Our study had some limitations that must be addressed. First, this was a retrospective study with a relatively small number of subjects; thus, large-scale and prospective studies are needed to confirm these results. Second, the radial and circumferential strains were not analyzed because longitudinal mechanics were sensitive markers of cardiovascular disease [34]. However, there were no significant differences in the ESL analysis among all directions [25]. Third, several previous studies determined the starting point of ESL as the time from onset of the Q-wave on the electrocardiogram; however, the software (Qlab 13.0) allows it to be set only in one particular frame (peak R-wave of the electrocardiogram).

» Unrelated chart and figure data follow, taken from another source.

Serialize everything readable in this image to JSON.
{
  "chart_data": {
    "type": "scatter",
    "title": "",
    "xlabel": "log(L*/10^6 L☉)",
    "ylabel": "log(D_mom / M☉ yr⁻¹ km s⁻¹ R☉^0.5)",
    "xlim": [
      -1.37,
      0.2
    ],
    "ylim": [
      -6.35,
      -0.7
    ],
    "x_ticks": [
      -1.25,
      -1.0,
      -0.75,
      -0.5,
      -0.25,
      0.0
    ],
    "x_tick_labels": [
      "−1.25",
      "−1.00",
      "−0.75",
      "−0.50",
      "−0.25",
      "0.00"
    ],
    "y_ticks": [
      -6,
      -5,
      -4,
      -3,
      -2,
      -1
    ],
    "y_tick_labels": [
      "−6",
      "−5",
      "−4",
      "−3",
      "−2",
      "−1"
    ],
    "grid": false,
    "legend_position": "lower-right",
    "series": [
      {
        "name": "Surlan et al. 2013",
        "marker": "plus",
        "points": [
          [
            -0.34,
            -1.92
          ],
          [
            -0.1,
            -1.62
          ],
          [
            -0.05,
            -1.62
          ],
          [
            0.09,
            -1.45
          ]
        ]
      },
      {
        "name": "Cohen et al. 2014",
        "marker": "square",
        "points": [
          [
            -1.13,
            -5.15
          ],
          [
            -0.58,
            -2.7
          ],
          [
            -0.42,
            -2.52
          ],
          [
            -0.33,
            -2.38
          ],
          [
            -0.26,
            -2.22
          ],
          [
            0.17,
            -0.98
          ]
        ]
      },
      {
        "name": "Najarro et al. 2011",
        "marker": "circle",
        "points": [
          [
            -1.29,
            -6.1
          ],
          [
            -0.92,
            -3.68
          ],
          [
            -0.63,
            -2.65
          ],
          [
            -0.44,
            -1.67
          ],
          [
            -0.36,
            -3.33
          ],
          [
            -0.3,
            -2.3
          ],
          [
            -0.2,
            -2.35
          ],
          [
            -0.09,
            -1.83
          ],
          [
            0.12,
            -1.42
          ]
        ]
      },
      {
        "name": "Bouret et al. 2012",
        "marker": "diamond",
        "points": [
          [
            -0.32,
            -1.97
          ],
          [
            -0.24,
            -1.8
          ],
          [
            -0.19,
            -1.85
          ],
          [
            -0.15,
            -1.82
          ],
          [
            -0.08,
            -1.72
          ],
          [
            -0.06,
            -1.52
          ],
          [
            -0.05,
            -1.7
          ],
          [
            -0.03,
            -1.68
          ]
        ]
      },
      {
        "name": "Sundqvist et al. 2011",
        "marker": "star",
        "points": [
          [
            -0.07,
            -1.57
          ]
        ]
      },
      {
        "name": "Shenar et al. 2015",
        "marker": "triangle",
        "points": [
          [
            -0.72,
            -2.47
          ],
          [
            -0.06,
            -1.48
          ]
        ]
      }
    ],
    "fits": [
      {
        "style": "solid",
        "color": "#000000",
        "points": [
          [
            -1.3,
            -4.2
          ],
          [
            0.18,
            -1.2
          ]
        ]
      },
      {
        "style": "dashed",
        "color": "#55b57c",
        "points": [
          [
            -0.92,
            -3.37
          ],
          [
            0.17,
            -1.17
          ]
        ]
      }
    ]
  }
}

Fourth, measurements of fractional flow reserve were not taken in all patients, so future studies should investigate the association between a functionally significant lesion and ESL. Finally, there was a lack of long-term patient information at the follow-up after PCI, and no special tracking analysis was performed. Therefore, further investigations are warranted to elucidate whether myocardial ESL can predict the functional improvement after PCI and determine its potential prognostic value in NSTE-ACS patients.

Conclusions

The myocardial ESI could identify patients with CAD suspected of having NSTE-ACS and further accurately predict the presence of significant coronary stenosis. In addition, this index provided an independent and incremental predictive ability for significant coronary stenosis in patients with CAD. Therefore, the myocardial ESI may be a potentially valuable tool for the diagnosis and risk stratification of suspected NSTE-ACS patients without wall motion or LVEF abnormality.